Os empregos que a colocaram no mapa

O legado de Claudia Cardinale está ligado a alguns filmes que hoje são clássicos. Mas ela não foi uma atriz coadjuvante de destaque; em cada um desses papéis, ela trouxe um corpo e um visual que foram essenciais para tornar esses filmes atemporais.

  • Rocco e Seus Irmãos (1960): Com Visconti, ela interpretou Ginetta. Um papel coadjuvante, sim, mas fundamental para entender o drama de uma família do sul que vai trabalhar em Milão e bate a cabeça na parede. Pura vida real.
  • O Leopardo (1963): Mais uma vez com Visconti, ela fez sua estreia estelar aqui. Ela era Angélica, o símbolo da nova burguesia que havia chegado para abalar a velha aristocracia. Uma bomba de sensualidade e ambição ao lado de dois monstros como Alain Delon e Burt Lancaster.
  • Oito e Meio (8½) (1963): Na obra-prima de Fellini, ela se tornou a musa, a visão idealizada do diretor protagonista. Ela representava pureza, inspiração. A questão que fica é: ela era ela mesma ou a fantasia que um cara como Fellini tinha da mulher perfeita? Um debate em torno de um café.
  • Era Uma Vez no Oeste (1968): No faroeste épico de Sergio Leone, ela provou que dominava qualquer gênero. Sua Jill McBain é uma das mulheres mais fortes da história do cinema: uma viúva com mais coragem do que todos os cowboys juntos, lutando sozinha por um pedaço de terra. Quem não se identifica com isso?
  • Fitzcarraldo (1982): Ela se envolveu em uma confusão de filmagem na floresta amazônica com o diretor alemão Werner Herzog, um homem famoso por ser mais complexo que um motor de geladeira.

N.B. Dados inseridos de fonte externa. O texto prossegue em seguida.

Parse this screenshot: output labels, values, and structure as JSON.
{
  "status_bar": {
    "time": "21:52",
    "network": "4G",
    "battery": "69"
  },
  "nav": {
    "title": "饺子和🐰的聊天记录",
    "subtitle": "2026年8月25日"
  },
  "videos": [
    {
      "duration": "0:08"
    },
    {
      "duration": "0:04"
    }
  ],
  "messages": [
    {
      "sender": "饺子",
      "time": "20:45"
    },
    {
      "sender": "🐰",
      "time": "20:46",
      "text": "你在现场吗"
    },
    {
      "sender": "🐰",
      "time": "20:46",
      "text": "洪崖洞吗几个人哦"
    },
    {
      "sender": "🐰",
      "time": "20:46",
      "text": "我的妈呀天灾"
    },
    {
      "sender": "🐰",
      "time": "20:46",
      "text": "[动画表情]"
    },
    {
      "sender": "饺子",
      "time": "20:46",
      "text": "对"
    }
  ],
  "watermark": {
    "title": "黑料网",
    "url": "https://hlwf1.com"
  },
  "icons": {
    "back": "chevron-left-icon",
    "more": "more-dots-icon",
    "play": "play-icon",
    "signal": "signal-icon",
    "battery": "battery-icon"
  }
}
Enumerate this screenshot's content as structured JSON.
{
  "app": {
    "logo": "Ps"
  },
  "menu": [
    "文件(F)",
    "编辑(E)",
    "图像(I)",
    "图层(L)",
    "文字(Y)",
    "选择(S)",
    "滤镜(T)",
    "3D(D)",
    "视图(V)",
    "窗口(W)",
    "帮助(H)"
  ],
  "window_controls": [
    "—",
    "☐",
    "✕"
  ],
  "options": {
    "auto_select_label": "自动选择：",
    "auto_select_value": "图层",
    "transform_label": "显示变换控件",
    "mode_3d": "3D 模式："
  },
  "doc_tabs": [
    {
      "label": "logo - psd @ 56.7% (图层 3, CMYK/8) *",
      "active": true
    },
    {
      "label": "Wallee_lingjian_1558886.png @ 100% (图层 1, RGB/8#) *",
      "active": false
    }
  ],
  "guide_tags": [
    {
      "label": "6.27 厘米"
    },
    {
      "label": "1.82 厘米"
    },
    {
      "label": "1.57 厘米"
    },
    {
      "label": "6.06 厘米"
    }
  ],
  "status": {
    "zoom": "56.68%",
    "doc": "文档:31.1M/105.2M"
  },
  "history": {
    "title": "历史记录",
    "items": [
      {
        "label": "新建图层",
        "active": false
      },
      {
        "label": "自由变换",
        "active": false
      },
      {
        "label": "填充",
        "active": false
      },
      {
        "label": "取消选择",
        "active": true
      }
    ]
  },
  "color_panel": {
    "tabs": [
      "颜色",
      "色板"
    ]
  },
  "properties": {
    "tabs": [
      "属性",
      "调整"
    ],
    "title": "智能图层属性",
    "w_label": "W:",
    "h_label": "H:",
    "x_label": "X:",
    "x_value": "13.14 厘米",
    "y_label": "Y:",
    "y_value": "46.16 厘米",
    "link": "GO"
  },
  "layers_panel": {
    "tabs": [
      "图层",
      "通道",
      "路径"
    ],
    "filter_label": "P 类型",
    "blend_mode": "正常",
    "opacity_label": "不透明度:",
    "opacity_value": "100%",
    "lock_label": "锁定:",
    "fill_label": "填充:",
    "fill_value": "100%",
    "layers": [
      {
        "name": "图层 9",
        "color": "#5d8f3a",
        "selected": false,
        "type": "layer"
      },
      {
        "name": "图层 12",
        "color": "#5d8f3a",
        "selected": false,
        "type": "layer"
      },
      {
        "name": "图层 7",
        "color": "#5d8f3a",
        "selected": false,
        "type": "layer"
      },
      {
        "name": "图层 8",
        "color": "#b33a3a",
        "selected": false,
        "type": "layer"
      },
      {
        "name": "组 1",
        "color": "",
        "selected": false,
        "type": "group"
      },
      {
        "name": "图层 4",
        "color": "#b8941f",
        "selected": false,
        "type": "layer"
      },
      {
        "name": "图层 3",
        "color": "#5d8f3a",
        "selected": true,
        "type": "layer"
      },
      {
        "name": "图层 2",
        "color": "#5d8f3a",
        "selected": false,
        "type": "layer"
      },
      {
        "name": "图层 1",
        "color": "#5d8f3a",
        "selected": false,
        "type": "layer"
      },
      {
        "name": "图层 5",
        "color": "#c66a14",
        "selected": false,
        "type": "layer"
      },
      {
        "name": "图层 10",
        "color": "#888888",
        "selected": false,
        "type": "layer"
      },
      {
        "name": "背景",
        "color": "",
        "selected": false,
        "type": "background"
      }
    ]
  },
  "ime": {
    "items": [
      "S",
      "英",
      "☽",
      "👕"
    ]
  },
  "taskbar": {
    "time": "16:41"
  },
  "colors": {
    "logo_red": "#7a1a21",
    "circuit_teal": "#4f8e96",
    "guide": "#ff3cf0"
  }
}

Ela, assim como Molly, trouxe carisma e solidez a um filme quase inacabado. Uma verdadeira profissional.

Entre Paris e Roma: um cidadão de dois mundos ou um estrangeiro em todos os lugares?

Embora seu nome seja sinônimo de cinema italiano, a relação de Claudia Cardinale com a França foi um capítulo à parte. Ela se estabeleceu em Paris na década de 1970, e a cidade se tornou seu lar. Essa dupla residência enriqueceu sua carreira, mas também a colocou em uma posição ambígua. Para os franceses, ela era o deleite italiano, um ícone adotado que falava sua língua e trabalhava com seus diretores. Eles a respeitavam, é claro, mas sempre com aquele ar de "outsider".

Por outro lado, para muitos italianos, foi ela quem se "afrancesou", quem partiu em busca de outras oportunidades. Essa dualidade, longe de ser um problema, talvez tenha sido o segredo de sua existência contínua. Ela não pertencia a lugar nenhum e, por isso mesmo, pertencia ao mundo inteiro. A homenagem em Paris, portanto, fecha esse círculo. É uma despedida da cidade que a abrigou, mas também a confirmação de que sua figura esteve sempre em trânsito, como uma ponte entre duas culturas cinematográficas que se olhavam com desconfiança e admiração.

No final das contas, Saint-Roch encerrou sua trajetória dedicada ao cinema. Mas a imagem de Claudia Cardinale , aquela que nos marcou na tela, permanecerá conosco por muito tempo. Ela não era apenas uma atriz; era um símbolo de independência, uma trabalhadora que abriu caminho com seu olhar e uma força que não precisava levantar a voz. A questão é se, neste mundo de mídias sociais e consumo acelerado, ainda há espaço para silêncios que, como o dela, falam mais alto que qualquer discurso.